Ron Rivera, 2015 COTY. A defense guy but who had quarterback Cam Newton emerge as the league’s MVP. Offense.

Bruce Arians, 2014 COTY… .  You get the point.

Nagy’s 2018 season was an epic turnaround for the franchise. It did not happen because of his offense.

Again, no slight of Nagy whatsoever. Just a dose of perspective, one which, best guess, Nagy himself is keeping.

“Identity” crisis

Beyond the minutiae of Thursday – Eddy Pineiro’s field goal range, delay-of-game penalties, Cordarrelle Patterson as the short-yardage back, etc. – the broader issue hanging over Nagy from the Green Bay game is the run game. The overall run-pass relationship, actually.

Through three quarters against Green Bay, the Bears had netted just 120 yards on 27 pass plays (23 throws, four sacks); average, 4.4 yards per play. The rushing average at 3.1 yards certainly wasn’t dominating, but to be that wedded to a failing strategy is not the stuff of an enlightened offensive mind.

If the Bears suddenly are groping for an identity to their suspect abilities to run the football, the chief fault lies with Nagy, not Jordan Howard anymore.

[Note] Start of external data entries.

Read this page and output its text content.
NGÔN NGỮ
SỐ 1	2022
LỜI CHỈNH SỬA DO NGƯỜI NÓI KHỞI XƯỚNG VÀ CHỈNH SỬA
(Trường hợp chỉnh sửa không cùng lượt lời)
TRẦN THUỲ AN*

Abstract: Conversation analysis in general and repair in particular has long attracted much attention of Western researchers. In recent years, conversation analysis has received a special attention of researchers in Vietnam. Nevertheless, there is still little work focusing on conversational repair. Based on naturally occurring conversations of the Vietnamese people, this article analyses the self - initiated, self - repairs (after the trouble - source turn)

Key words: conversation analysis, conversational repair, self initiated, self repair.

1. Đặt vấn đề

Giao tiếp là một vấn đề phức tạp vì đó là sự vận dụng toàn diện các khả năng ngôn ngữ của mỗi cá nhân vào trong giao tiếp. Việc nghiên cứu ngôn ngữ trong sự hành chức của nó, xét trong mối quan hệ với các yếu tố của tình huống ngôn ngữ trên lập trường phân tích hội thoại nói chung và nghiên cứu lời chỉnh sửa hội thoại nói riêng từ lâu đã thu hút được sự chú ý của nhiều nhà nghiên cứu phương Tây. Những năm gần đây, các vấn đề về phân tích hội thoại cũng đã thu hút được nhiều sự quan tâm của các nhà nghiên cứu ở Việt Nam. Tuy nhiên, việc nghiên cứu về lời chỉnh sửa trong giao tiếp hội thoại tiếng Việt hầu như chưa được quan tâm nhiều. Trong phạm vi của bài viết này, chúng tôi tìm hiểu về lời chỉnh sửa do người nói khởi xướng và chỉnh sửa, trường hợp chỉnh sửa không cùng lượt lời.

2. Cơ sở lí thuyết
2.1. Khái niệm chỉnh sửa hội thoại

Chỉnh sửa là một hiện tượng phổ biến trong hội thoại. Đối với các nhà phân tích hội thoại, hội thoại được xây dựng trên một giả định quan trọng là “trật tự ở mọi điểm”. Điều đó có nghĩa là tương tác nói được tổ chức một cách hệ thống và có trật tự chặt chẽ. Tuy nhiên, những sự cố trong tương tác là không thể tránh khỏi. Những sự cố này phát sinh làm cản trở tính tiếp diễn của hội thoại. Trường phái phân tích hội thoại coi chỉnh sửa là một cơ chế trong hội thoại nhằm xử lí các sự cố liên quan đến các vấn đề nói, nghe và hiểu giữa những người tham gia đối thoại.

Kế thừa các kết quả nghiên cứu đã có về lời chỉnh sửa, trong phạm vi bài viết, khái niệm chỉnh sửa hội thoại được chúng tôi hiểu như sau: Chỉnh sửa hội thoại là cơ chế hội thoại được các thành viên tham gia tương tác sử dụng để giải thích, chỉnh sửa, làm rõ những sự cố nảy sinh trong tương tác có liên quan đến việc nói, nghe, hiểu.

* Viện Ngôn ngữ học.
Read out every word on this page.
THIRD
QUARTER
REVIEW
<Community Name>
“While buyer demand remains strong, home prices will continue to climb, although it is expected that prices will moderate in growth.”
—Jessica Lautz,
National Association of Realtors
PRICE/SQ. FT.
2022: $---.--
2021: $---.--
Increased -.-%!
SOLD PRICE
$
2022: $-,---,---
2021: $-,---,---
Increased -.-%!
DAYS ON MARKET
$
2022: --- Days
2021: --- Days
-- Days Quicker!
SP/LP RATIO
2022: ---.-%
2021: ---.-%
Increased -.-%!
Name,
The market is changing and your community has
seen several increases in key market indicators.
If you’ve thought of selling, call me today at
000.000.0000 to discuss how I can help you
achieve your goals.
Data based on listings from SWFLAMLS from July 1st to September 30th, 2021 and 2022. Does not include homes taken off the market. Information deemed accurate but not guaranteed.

Not necessarily the offensive line, either; the strength of the line is the interior, particularly guards Kyle Long and Cody Whitehair. Tackle make Pro Bowls for pass blocking, guards for run blocking, and Long and Whitehair have been Pro Bowl’ers, albeit Whitehair at center. The Bears have invested heavy draft and financial capital in Long, Whitehair and center James Daniels. The decision not to give them the opportunity to take the heart out of the Packers lies with Nagy. Fox kept the reins on a rookie Trubisky; Nagy did the same with the heart of his offensive line.

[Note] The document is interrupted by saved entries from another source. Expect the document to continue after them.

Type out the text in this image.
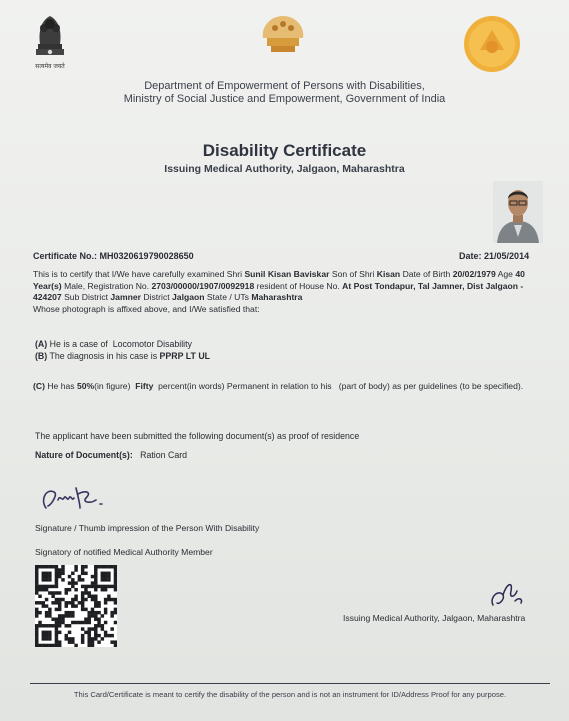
सत्यमेव जयते
Department of Empowerment of Persons with Disabilities,
Ministry of Social Justice and Empowerment, Government of India
Disability Certificate
Issuing Medical Authority, Jalgaon, Maharashtra
Certificate No.: MH0320619790028650	Date: 21/05/2014
This is to certify that I/We have carefully examined Shri Sunil Kisan Baviskar Son of Shri Kisan Date of Birth 20/02/1979 Age 40 Year(s) Male, Registration No. 2703/00000/1907/0092918 resident of House No. At Post Tondapur, Tal Jamner, Dist Jalgaon - 424207 Sub District Jamner District Jalgaon State / UTs Maharashtra
Whose photograph is affixed above, and I/We satisfied that:
(A) He is a case of Locomotor Disability
(B) The diagnosis in his case is PPRP LT UL
(C) He has 50%(in figure) Fifty percent(in words) Permanent in relation to his (part of body) as per guidelines (to be specified).
The applicant have been submitted the following document(s) as proof of residence
Nature of Document(s): Ration Card
Signature / Thumb impression of the Person With Disability
Signatory of notified Medical Authority Member
Issuing Medical Authority, Jalgaon, Maharashtra
This Card/Certificate is meant to certify the disability of the person and is not an instrument for ID/Address Proof for any purpose.
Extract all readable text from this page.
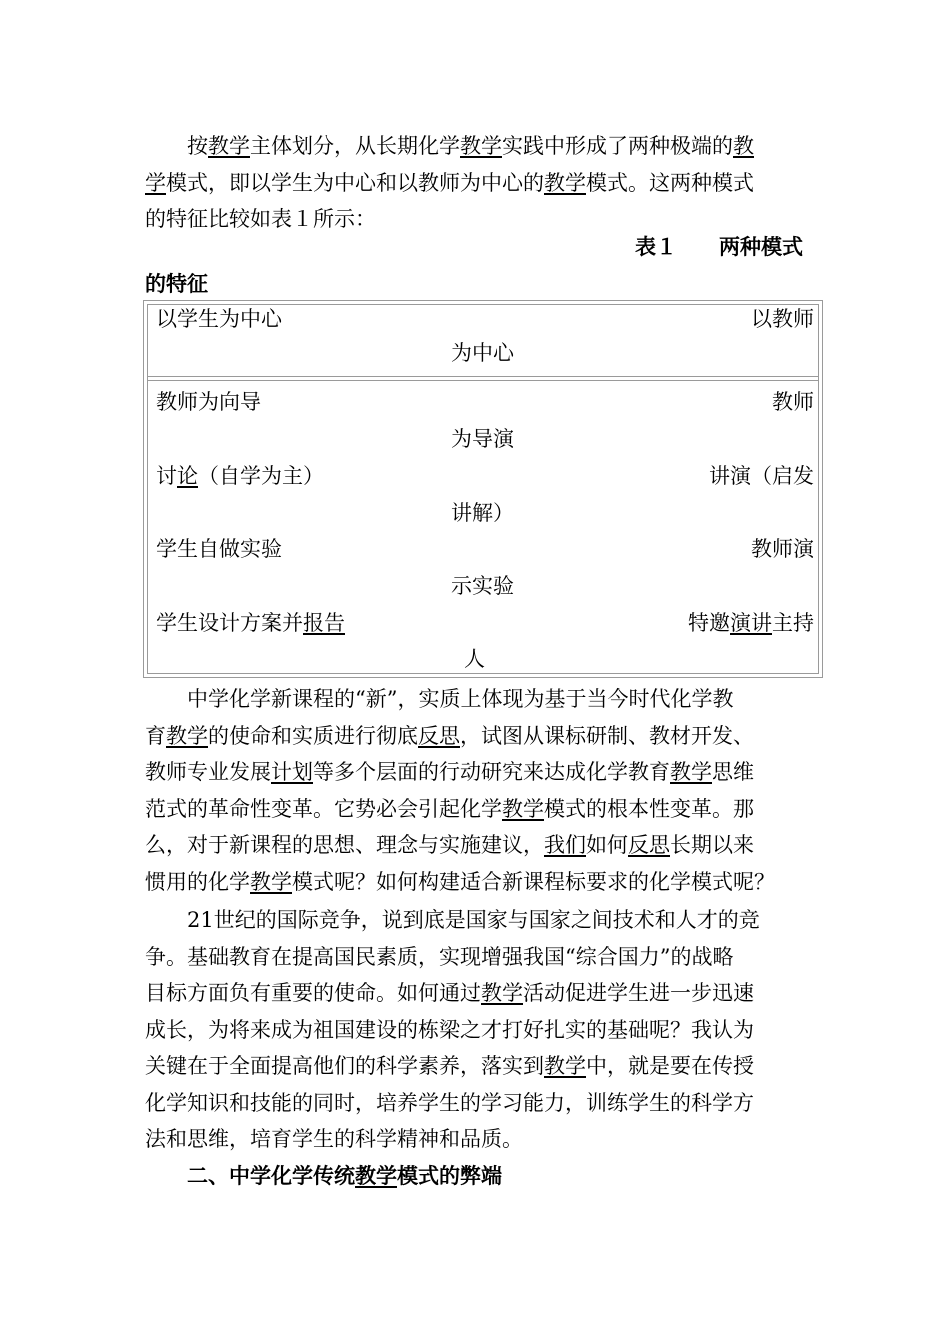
按教学主体划分，从长期化学教学实践中形成了两种极端的教

学模式，即以学生为中心和以教师为中心的教学模式。这两种模式

的特征比较如表１所示：

表１　　两种模式
的特征
以学生为中心	以教师
为中心
教师为向导	教师
为导演
讨论（自学为主）	讲演（启发
讲解）
学生自做实验	教师演
示实验
学生设计方案并报告	特邀演讲主持
人

中学化学新课程的“新”，实质上体现为基于当今时代化学教

育教学的使命和实质进行彻底反思，试图从课标研制、教材开发、

教师专业发展计划等多个层面的行动研究来达成化学教育教学思维

范式的革命性变革。它势必会引起化学教学模式的根本性变革。那

么，对于新课程的思想、理念与实施建议，我们如何反思长期以来

惯用的化学教学模式呢？如何构建适合新课程标要求的化学模式呢？

21世纪的国际竞争，说到底是国家与国家之间技术和人才的竞

争。基础教育在提高国民素质，实现增强我国“综合国力”的战略

目标方面负有重要的使命。如何通过教学活动促进学生进一步迅速

成长，为将来成为祖国建设的栋梁之才打好扎实的基础呢？我认为

关键在于全面提高他们的科学素养，落实到教学中，就是要在传授

化学知识和技能的同时，培养学生的学习能力，训练学生的科学方

法和思维，培育学生的科学精神和品质。

二、中学化学传统教学模式的弊端
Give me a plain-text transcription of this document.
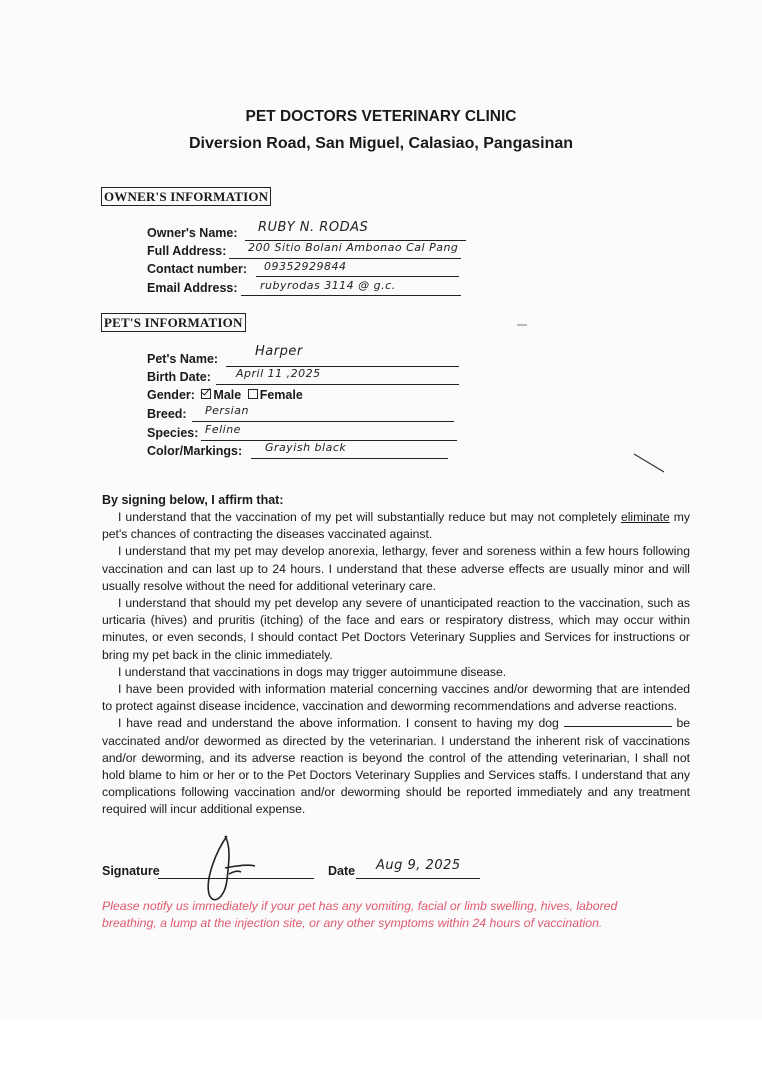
PET DOCTORS VETERINARY CLINIC
Diversion Road, San Miguel, Calasiao, Pangasinan
OWNER'S INFORMATION
Owner's Name: RUBY N. RODAS
Full Address: 200 Sitio Bolani Ambonao Cal Pang
Contact number: 09352929844
Email Address: rubyrodas 3114 @ g.c.
PET'S INFORMATION
Pet's Name:	Harper
Birth Date: April 11 ,2025
Gender: Male Female
Breed: Persian
Species: Feline
Color/Markings: Grayish black
By signing below, I affirm that:

I understand that the vaccination of my pet will substantially reduce but may not completely eliminate my pet's chances of contracting the diseases vaccinated against.

I understand that my pet may develop anorexia, lethargy, fever and soreness within a few hours following vaccination and can last up to 24 hours. I understand that these adverse effects are usually minor and will usually resolve without the need for additional veterinary care.

I understand that should my pet develop any severe of unanticipated reaction to the vaccination, such as urticaria (hives) and pruritis (itching) of the face and ears or respiratory distress, which may occur within minutes, or even seconds, I should contact Pet Doctors Veterinary Supplies and Services for instructions or bring my pet back in the clinic immediately.

I understand that vaccinations in dogs may trigger autoimmune disease.

I have been provided with information material concerning vaccines and/or deworming that are intended to protect against disease incidence, vaccination and deworming recommendations and adverse reactions.

I have read and understand the above information. I consent to having my dog	be vaccinated and/or dewormed as directed by the veterinarian. I understand the inherent risk of vaccinations and/or deworming, and its adverse reaction is beyond the control of the attending veterinarian, I shall not hold blame to him or her or to the Pet Doctors Veterinary Supplies and Services staffs. I understand that any complications following vaccination and/or deworming should be reported immediately and any treatment required will incur additional expense.

Signature	Date Aug 9, 2025
Please notify us immediately if your pet has any vomiting, facial or limb swelling, hives, labored breathing, a lump at the injection site, or any other symptoms within 24 hours of vaccination.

Nagy has, to his credit, pointed the thumb rather than a finger as recently as Thursday night after a game in which he called 50 pass plays vs. 15 run plays in a game in which the Bears never trailed by more than one score. That he was unable to adjust and was so locked in to throwing when Trubisky wasn’t doing it very well is a substantial indictment of Nagy.

Observations have been that Nagy becomes bored with the run game. Not sure that’s necessarily the case; no coach is bored with something that goes well.

Nagy, however, is a quarterback by training and DNA, and those guys think throwing is just simply what you do, as in, “If God didn’t want us to pass, then why did he give us arms?” Besides, NFL rules-makers have tilted the game that way anyway.

And as certain past failed Chicago offensive leaders (Trestman, others) did, when the run component of the game plan faltered, it was abandoned as just not working that day.

Nagy appeared to succumb to that mindset on Thursday. The Bears ran 10 times in the first quarter against Green Bay and had seven pass plays. The runs averaged a paltry 3.6 yards. In the second quarter, one carry, average down to 3.1. Nagy did the first two drives of the third quarter with runs but that was about it for the game.

Last year the Bears ran 29 times and called 29 pass plays in the second Green Bay game and put 332 yards and 24 points on a Mike Pettine defense, the same Mike Pettine who outcoached Nagy and the offense last Thursday.

Nagy has only once experienced a losing season since entering the NFL in 2008 as a junior member of Reid’s staff with the Philadelphia Eagles. That was back in 2012. The 2019 season obviously is only one game old, but Nagy himself said that this is a vastly different and more difficult loss than the one that opened the 2018 season, which was on the road and as an underdog. It was Nagy’s honeymoon season as a new and first-time head coach in an in-stall year; every situation was a learning experience, positive for the most part.

Now his Bears, who were favored on Thursday, already have lost as many home games this year as they did in all of ’18.

The NFL spent much of 2018 learning about the Nagy offense while the Fangio defense was dominating. Now it falls to Nagy to do the learning.